I was supposed to work a polling station on Tuesday, but wife tested positive Monday night (she's fine, caught it at work) so I was told to go home. Free day, bit of rain, so decided to revisit couple of favorites I hadn't seen in a few years. Oddly they're both about hit men having personal crises. Don't know what that says about me
Grosse Pointe Blank (Prime thru 5/31) John Cusack said it's his favorite movie of the dozens he's been in. Getting into an actual IRL relationship with Minnie Driver might've had something to do with that. Anyway, they're great together. It was the 73rd highest grossing film of 1997 at $38 million (the godawful George of the Jungle did $105 mill box office that year). Never understood why it didn't do better, everyone I know who's seen it enjoyed it, but it's now a bit of a cult classic. If you don't know the plot, Martin Blank (Cusack) goes back to Grosse Pointe for his 10th HS reunion. While he's there he has to execute a contract, while rivals want to execute him. Lots of great throwaway lines, especially when Cusack goes existential. Dan Aykroyd also plays his part as the organizer of a union for assassins with zeal. Sister Joan and Alan Arkin also have minor but funny parts. One of my top 25 comedies ever.
The Matador (Prime w/ads). Pierce Brosnan plays the most anti-Pierce Brosnan role of his career as Julian, an aging, emotionally stunted, crass slob of a hit man who's having panic attacks on the job. He's incapable of having a relationship and has no friends he can talk to about his problems.

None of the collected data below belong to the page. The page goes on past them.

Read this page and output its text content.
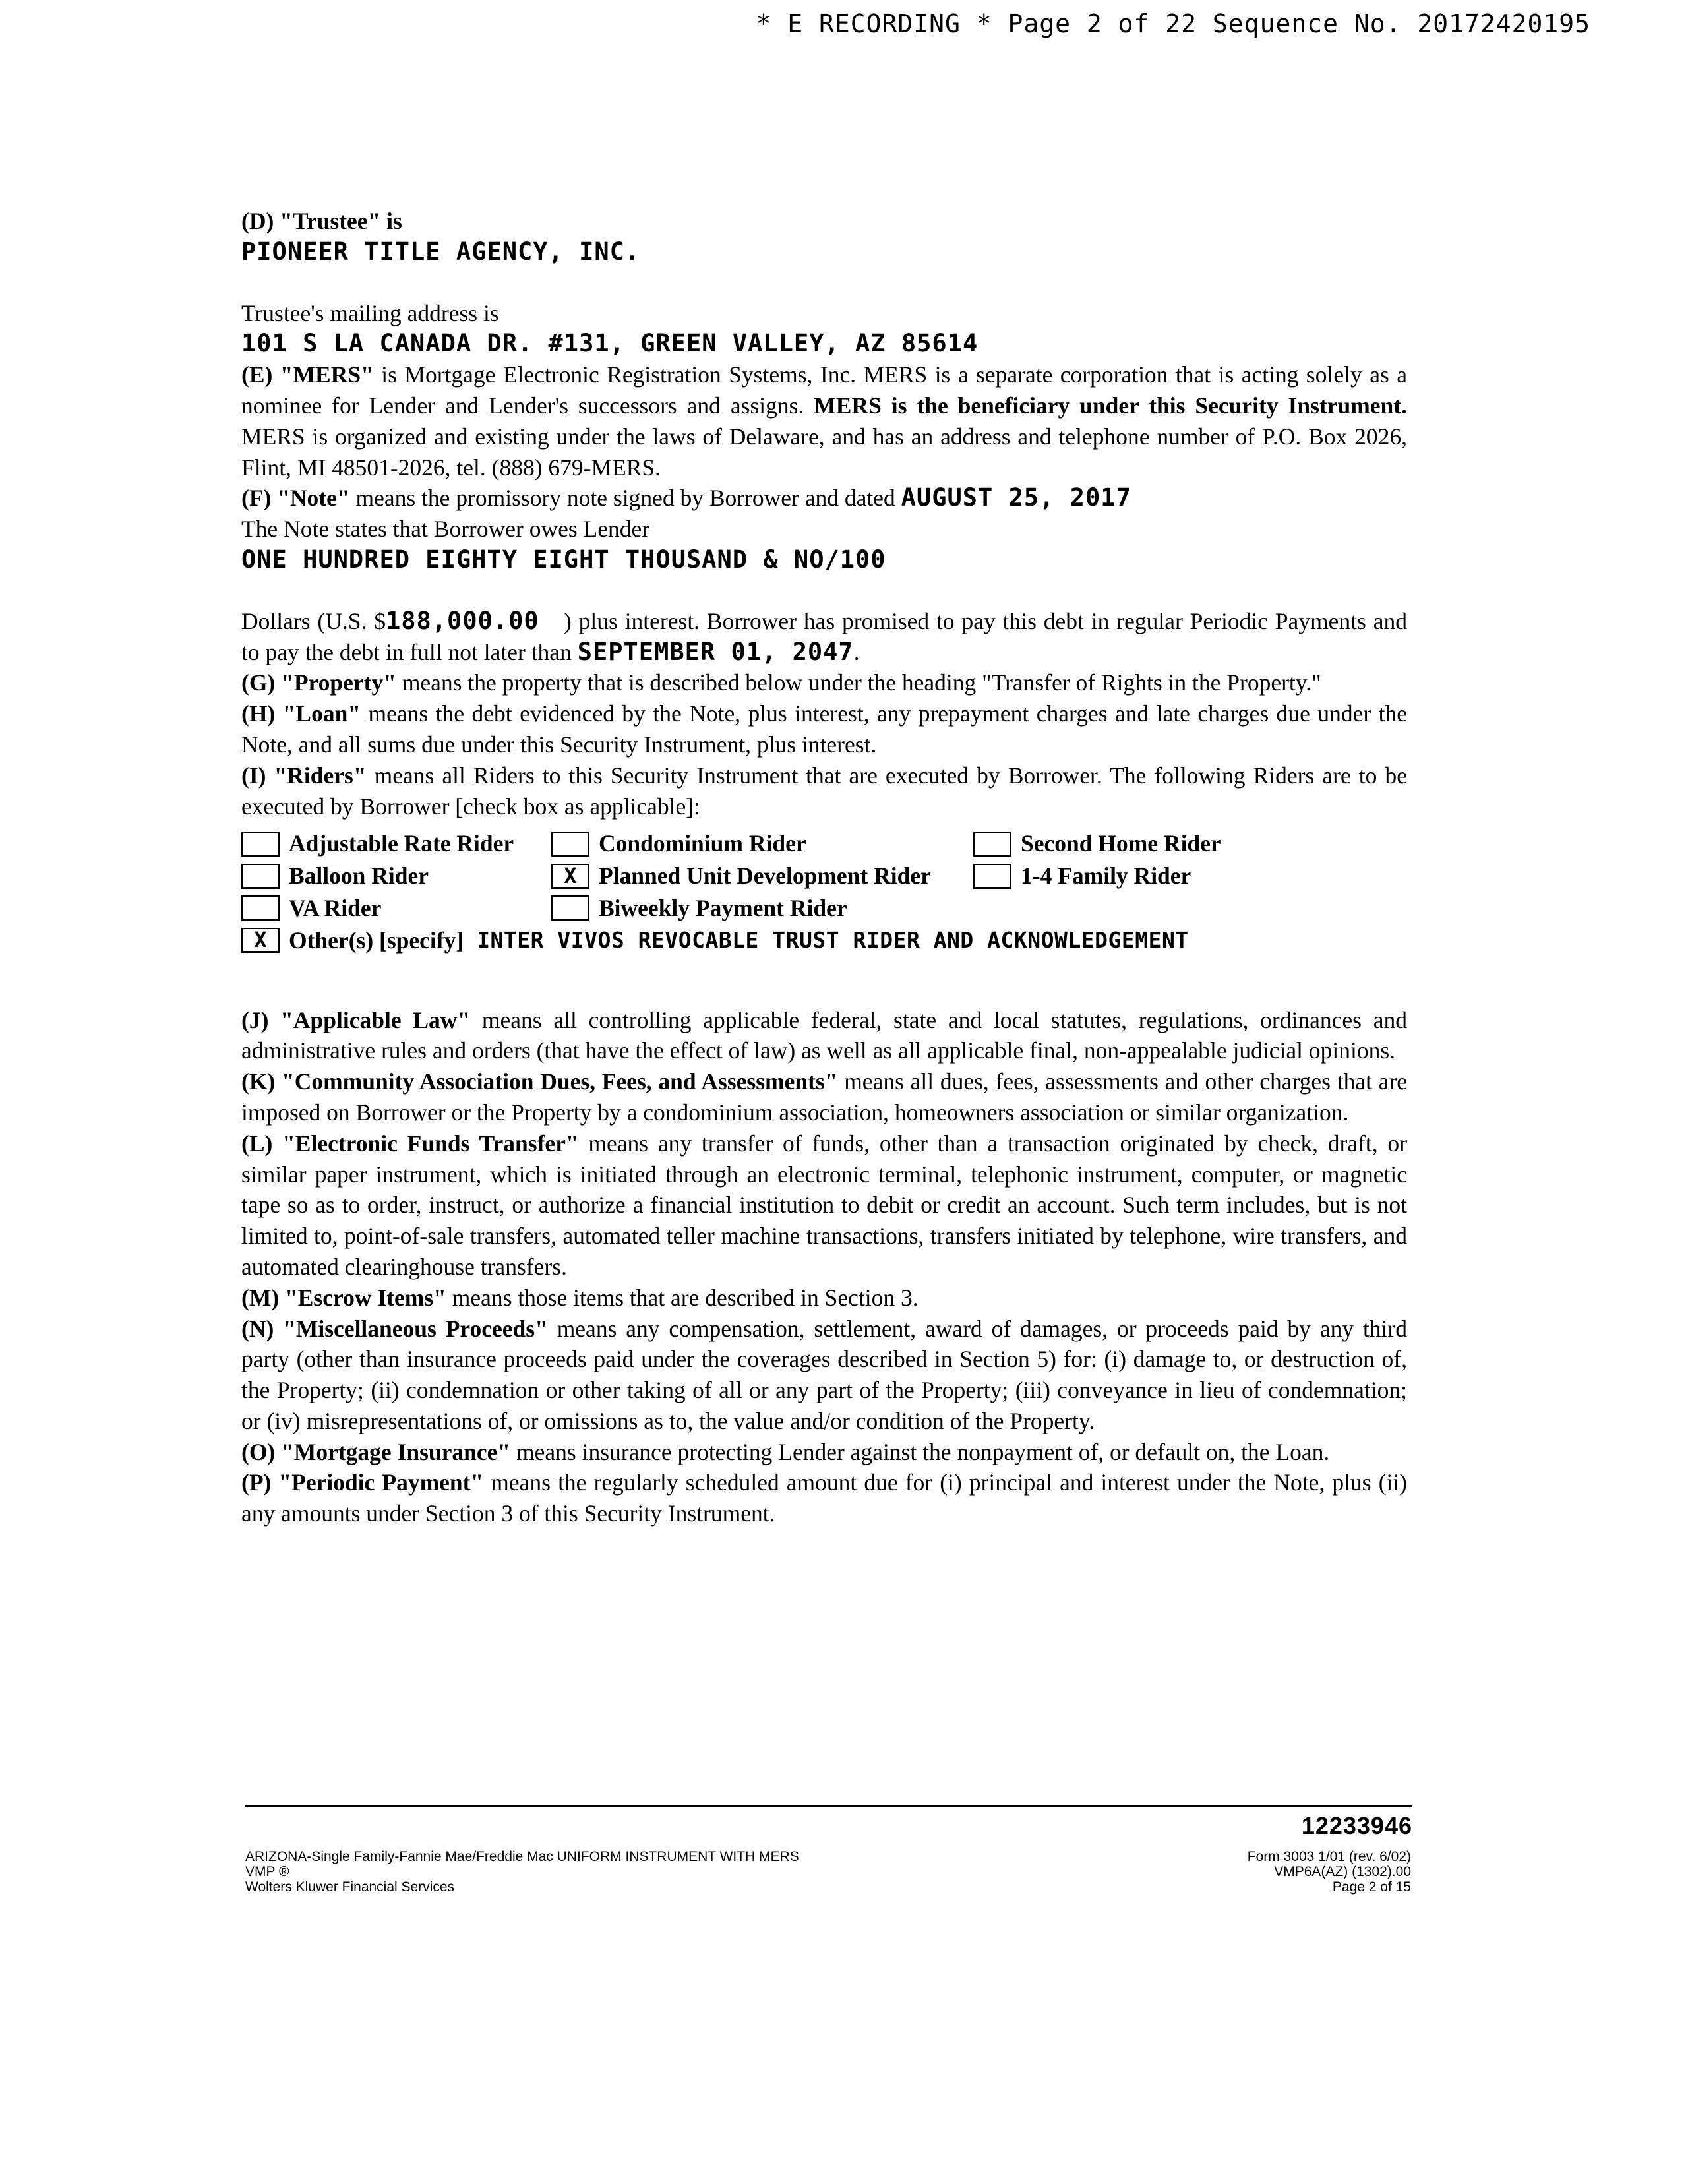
* E RECORDING * Page 2 of 22 Sequence No. 20172420195

(D) "Trustee" is

PIONEER TITLE AGENCY, INC.

Trustee's mailing address is

101 S LA CANADA DR. #131, GREEN VALLEY, AZ 85614

(E) "MERS" is Mortgage Electronic Registration Systems, Inc. MERS is a separate corporation that is acting solely as a nominee for Lender and Lender's successors and assigns. MERS is the beneficiary under this Security Instrument. MERS is organized and existing under the laws of Delaware, and has an address and telephone number of P.O. Box 2026, Flint, MI 48501-2026, tel. (888) 679-MERS.

(F) "Note" means the promissory note signed by Borrower and dated AUGUST 25, 2017

The Note states that Borrower owes Lender

ONE HUNDRED EIGHTY EIGHT THOUSAND & NO/100

Dollars (U.S. $188,000.00 ) plus interest. Borrower has promised to pay this debt in regular Periodic Payments and to pay the debt in full not later than SEPTEMBER 01, 2047.

(G) "Property" means the property that is described below under the heading "Transfer of Rights in the Property."

(H) "Loan" means the debt evidenced by the Note, plus interest, any prepayment charges and late charges due under the Note, and all sums due under this Security Instrument, plus interest.

(I) "Riders" means all Riders to this Security Instrument that are executed by Borrower. The following Riders are to be executed by Borrower [check box as applicable]:

Adjustable Rate Rider	Condominium Rider	Second Home Rider
Balloon Rider	X Planned Unit Development Rider	1-4 Family Rider
VA Rider	Biweekly Payment Rider
X Other(s) [specify] INTER VIVOS REVOCABLE TRUST RIDER AND ACKNOWLEDGEMENT

(J) "Applicable Law" means all controlling applicable federal, state and local statutes, regulations, ordinances and administrative rules and orders (that have the effect of law) as well as all applicable final, non-appealable judicial opinions.

(K) "Community Association Dues, Fees, and Assessments" means all dues, fees, assessments and other charges that are imposed on Borrower or the Property by a condominium association, homeowners association or similar organization.

(L) "Electronic Funds Transfer" means any transfer of funds, other than a transaction originated by check, draft, or similar paper instrument, which is initiated through an electronic terminal, telephonic instrument, computer, or magnetic tape so as to order, instruct, or authorize a financial institution to debit or credit an account. Such term includes, but is not limited to, point-of-sale transfers, automated teller machine transactions, transfers initiated by telephone, wire transfers, and automated clearinghouse transfers.

(M) "Escrow Items" means those items that are described in Section 3.

(N) "Miscellaneous Proceeds" means any compensation, settlement, award of damages, or proceeds paid by any third party (other than insurance proceeds paid under the coverages described in Section 5) for: (i) damage to, or destruction of, the Property; (ii) condemnation or other taking of all or any part of the Property; (iii) conveyance in lieu of condemnation; or (iv) misrepresentations of, or omissions as to, the value and/or condition of the Property.

(O) "Mortgage Insurance" means insurance protecting Lender against the nonpayment of, or default on, the Loan.

(P) "Periodic Payment" means the regularly scheduled amount due for (i) principal and interest under the Note, plus (ii) any amounts under Section 3 of this Security Instrument.

12233946
ARIZONA-Single Family-Fannie Mae/Freddie Mac UNIFORM INSTRUMENT WITH MERS
VMP ®
Wolters Kluwer Financial Services
Form 3003 1/01 (rev. 6/02)
VMP6A(AZ) (1302).00
Page 2 of 15
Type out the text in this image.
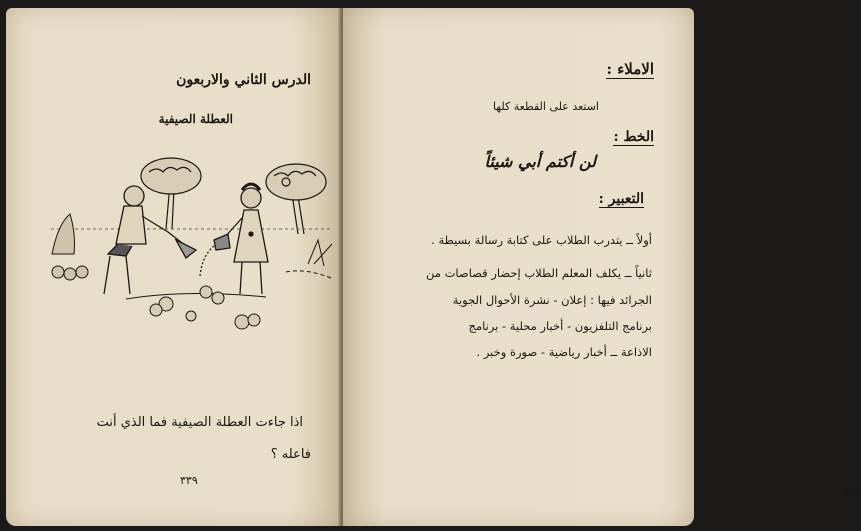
الدرس الثاني والاربعون
العطلة الصيفية
اذا جاءت العطلة الصيفية فما الذي أنت
فاعله ؟
٣٣٩
الاملاء :
استعد على القطعة كلها
الخط :
لن أكتم أبي شيئاً
التعبير :
أولاً ــ يتدرب الطلاب على كتابة رسالة بسيطة .
ثانياً ــ يكلف المعلم الطلاب إحضار قصاصات من
الجرائد فيها : إعلان - نشرة الأحوال الجوية
برنامج التلفزيون - أخبار محلية - برنامج
الاذاعة ــ أخبار رياضية - صورة وخبر .
٣٣٨
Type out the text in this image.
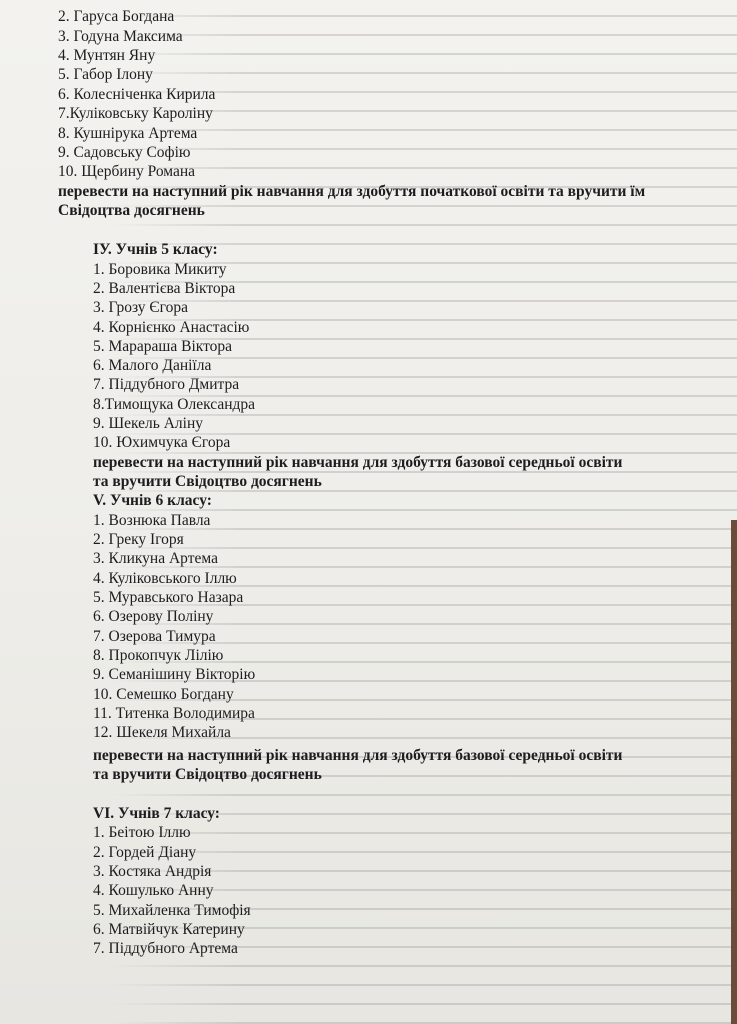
2. Гаруса Богдана
3. Годуна Максима
4. Мунтян Яну
5. Габор Ілону
6. Колесніченка Кирила
7.Куліковську Кароліну
8. Кушнірука Артема
9. Садовську Софію
10. Щербину Романа
перевести на наступний рік навчання для здобуття початкової освіти та вручити їм
Свідоцтва досягнень
ІУ. Учнів 5 класу:
1. Боровика Микиту
2. Валентієва Віктора
3. Грозу Єгора
4. Корнієнко Анастасію
5. Марараша Віктора
6. Малого Даніїла
7. Піддубного Дмитра
8.Тимощука Олександра
9. Шекель Аліну
10. Юхимчука Єгора
перевести на наступний рік навчання для здобуття базової середньої освіти
та вручити Свідоцтво досягнень
V. Учнів 6 класу:
1. Вознюка Павла
2. Греку Ігоря
3. Кликуна Артема
4. Куліковського Іллю
5. Муравського Назара
6. Озерову Поліну
7. Озерова Тимура
8. Прокопчук Лілію
9. Семанішину Вікторію
10. Семешко Богдану
11. Титенка Володимира
12. Шекеля Михайла
перевести на наступний рік навчання для здобуття базової середньої освіти
та вручити Свідоцтво досягнень
VI. Учнів 7 класу:
1. Беітою Іллю
2. Гордей Діану
3. Костяка Андрія
4. Кошулько Анну
5. Михайленка Тимофія
6. Матвійчук Катерину
7. Піддубного Артема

Until he meets Danny (Greg Kinnear), a struggling businessman, at a hotel bar in Mexico. While it's hysterically funny at the start due to Julian's outrageously bad-mannered behavior, the movie actually has depth as a study of two completely different men in crises, Danny, who has the stable life and love Julian seeks, and Julian, who has a certain wisdom that helps Danny in his darkest moment of crisis. Hope Davis is wonderful as Danny's wife, and several familiar character actors who arrange Julian's hits play it perfectly straight, adding weight to the storyline. It was Brosnan's only Golden Globe nomination (many reviewers thought it Oscar-worthy) and the film is nothing w/o him - and likely nobody else but him would've been able to carry the film due to his past roles as a suave, sophisticated spy, which makes this role particularly funny and engaging. It was also a box office bomb, doing only $17 mill as the 153rd grossing film of 2006. Can't account for taste.